Pietracamela is an ancient village located near the course of the Rio Arno at an altitude of 1,005 metres. The centre, perched on a mountain slope and surmounted by a looming rock, consists of elevated buildings and narrow cobblestone alleys surmounted by small balconies that look out onto belvedere terraces and dominate the Gran Sasso mountain range on one side and the vast panorama of the province of Teramo in the valley on the other.
Entering the small streets of the village among the stone houses, one comes across the ancient church of San Giovanni Battista, built in 1432, containing a wonderful and impressive weight clock mechanism from 1700. Continuing along the narrow streets we reach the Church of San Rocco, built in 1530 and dedicated to the saint during the plague that was raging throughout the peninsula at that time. Close by is also the imposing Church of San Leucio, Pietracamela’s patron saint.
Pietracamela’s peculiarities are undoubtedly the rock paintings by master Guido Montauti (1918-1979), an internationally renowned artist who was a native of this town. This is an open-air museum and a destination for visitors all year round.

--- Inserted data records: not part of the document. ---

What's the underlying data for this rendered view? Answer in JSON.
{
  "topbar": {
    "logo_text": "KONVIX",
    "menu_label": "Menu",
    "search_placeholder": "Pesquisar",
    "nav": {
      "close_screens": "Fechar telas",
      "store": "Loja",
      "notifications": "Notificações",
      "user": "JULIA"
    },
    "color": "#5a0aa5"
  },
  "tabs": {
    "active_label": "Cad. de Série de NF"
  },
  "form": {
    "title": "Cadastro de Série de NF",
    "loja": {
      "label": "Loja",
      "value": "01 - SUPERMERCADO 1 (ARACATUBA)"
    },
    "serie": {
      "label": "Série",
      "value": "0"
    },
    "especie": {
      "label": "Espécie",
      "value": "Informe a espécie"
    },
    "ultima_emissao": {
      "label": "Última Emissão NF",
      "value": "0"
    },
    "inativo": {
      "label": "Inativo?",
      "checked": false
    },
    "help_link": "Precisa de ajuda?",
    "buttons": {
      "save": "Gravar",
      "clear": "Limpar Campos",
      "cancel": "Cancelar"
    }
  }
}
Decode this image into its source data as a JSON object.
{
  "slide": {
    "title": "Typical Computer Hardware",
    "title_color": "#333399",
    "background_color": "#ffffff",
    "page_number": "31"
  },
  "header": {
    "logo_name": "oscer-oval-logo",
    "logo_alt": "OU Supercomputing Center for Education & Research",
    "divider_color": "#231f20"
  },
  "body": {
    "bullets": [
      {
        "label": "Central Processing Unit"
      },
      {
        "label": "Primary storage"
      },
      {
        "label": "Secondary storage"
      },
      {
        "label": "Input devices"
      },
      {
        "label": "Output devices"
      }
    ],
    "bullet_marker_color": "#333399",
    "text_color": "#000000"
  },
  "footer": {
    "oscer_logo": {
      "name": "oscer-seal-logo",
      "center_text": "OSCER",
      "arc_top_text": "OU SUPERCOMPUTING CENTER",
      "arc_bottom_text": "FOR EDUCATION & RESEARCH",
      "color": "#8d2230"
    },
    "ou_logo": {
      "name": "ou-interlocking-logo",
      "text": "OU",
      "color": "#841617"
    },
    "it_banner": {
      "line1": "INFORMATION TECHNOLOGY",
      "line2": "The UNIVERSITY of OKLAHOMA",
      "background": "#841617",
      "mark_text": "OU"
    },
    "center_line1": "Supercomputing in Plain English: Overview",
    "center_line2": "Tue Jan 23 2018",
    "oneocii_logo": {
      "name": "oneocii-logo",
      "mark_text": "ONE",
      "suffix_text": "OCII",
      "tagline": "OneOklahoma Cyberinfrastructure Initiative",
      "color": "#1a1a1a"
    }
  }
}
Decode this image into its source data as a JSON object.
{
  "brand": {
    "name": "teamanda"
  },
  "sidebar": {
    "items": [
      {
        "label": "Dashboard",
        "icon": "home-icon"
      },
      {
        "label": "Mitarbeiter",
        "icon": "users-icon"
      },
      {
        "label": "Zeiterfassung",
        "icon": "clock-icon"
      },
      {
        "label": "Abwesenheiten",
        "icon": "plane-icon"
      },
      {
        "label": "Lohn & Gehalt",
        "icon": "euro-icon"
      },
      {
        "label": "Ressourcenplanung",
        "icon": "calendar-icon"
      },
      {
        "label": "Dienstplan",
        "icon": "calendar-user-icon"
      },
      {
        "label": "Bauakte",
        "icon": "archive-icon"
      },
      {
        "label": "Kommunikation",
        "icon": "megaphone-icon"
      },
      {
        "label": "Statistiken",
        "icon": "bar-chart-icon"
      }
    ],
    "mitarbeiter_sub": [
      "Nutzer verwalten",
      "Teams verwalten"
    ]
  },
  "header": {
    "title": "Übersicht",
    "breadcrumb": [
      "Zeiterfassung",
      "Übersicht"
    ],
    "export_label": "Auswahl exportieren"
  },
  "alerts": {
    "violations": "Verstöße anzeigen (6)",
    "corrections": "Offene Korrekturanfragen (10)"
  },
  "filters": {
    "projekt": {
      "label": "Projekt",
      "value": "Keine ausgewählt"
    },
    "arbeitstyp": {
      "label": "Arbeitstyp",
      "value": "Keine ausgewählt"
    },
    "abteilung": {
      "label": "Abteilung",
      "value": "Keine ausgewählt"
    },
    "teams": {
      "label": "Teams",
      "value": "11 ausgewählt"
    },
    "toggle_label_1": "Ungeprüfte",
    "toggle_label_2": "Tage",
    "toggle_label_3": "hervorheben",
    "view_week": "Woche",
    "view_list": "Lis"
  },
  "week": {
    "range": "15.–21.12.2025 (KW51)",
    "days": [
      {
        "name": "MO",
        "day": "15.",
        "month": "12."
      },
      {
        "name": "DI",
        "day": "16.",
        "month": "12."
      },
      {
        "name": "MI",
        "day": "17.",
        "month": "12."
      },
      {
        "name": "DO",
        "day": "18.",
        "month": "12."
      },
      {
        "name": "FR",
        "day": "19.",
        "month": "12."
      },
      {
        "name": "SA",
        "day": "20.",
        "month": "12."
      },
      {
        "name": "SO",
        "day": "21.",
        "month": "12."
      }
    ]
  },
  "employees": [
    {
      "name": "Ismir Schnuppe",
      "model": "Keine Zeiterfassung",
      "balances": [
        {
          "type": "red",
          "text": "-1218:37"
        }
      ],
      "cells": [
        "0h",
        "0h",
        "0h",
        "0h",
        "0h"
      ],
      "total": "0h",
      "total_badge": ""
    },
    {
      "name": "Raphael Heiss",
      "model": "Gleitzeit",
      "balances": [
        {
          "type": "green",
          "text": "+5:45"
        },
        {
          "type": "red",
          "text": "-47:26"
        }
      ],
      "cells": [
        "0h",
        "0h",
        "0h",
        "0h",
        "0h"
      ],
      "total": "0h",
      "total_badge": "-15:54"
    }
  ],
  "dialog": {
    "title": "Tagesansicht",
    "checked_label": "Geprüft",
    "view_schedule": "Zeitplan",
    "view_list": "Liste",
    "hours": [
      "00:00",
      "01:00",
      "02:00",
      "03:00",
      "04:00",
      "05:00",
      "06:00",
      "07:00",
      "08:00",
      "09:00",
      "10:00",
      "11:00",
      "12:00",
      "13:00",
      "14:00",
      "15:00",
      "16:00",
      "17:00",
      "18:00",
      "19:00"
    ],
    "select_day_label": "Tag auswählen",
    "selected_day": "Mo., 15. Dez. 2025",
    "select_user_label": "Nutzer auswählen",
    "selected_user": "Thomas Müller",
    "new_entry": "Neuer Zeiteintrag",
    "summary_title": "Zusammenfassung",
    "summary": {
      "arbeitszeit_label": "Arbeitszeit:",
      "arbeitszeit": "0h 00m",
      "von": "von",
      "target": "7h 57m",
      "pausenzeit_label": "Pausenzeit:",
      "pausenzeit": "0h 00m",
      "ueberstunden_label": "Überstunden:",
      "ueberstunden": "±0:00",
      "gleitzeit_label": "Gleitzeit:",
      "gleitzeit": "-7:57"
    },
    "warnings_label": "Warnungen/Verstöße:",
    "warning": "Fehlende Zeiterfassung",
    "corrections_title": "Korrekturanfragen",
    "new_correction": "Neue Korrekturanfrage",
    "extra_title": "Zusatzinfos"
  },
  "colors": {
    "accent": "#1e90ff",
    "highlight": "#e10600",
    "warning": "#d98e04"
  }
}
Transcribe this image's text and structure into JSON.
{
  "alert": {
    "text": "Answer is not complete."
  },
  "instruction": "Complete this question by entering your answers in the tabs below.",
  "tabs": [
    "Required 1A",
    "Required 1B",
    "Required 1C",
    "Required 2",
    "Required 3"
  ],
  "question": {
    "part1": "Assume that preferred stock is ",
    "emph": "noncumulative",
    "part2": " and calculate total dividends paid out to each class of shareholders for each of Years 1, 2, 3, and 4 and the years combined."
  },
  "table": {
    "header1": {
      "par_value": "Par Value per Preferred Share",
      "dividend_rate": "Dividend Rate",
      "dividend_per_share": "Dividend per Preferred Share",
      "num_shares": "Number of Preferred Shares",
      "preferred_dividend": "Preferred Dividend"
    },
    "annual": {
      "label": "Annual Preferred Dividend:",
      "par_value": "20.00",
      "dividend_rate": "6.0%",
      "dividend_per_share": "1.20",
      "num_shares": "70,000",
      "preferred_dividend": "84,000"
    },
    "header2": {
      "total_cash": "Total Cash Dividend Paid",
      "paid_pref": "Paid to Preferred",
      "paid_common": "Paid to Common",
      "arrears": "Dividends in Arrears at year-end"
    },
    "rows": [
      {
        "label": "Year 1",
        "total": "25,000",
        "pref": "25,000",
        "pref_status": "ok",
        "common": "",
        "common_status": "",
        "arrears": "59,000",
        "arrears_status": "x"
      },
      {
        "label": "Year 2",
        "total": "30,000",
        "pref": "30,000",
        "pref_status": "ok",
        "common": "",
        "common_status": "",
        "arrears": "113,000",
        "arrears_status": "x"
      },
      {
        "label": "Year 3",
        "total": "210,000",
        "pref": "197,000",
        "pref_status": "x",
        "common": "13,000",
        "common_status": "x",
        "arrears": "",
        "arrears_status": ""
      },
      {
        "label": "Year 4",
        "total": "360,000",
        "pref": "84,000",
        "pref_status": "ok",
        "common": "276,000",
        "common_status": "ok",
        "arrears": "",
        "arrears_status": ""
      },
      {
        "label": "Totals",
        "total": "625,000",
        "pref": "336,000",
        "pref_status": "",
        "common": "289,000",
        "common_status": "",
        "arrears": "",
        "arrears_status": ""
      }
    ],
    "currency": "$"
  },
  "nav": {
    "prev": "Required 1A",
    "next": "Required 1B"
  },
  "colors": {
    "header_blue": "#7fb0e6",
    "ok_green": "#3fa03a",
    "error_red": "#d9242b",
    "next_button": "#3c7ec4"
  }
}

Pietracamela is well-known within the Italian mountaineering world, as it gave birth and is still home to Italy’s longest-living mountaineering association, the ‘Aquilotti del Gran Sasso – Alpinisti di Pietracamela’, which will celebrate its 100th anniversary in 2023.
A short distance from Pietracamela is the village of Intermesoli, which also boasts ancient origins and, between the Middle Ages and the Renaissance, was a highly populated centre thanks to wool processing and forestry activities.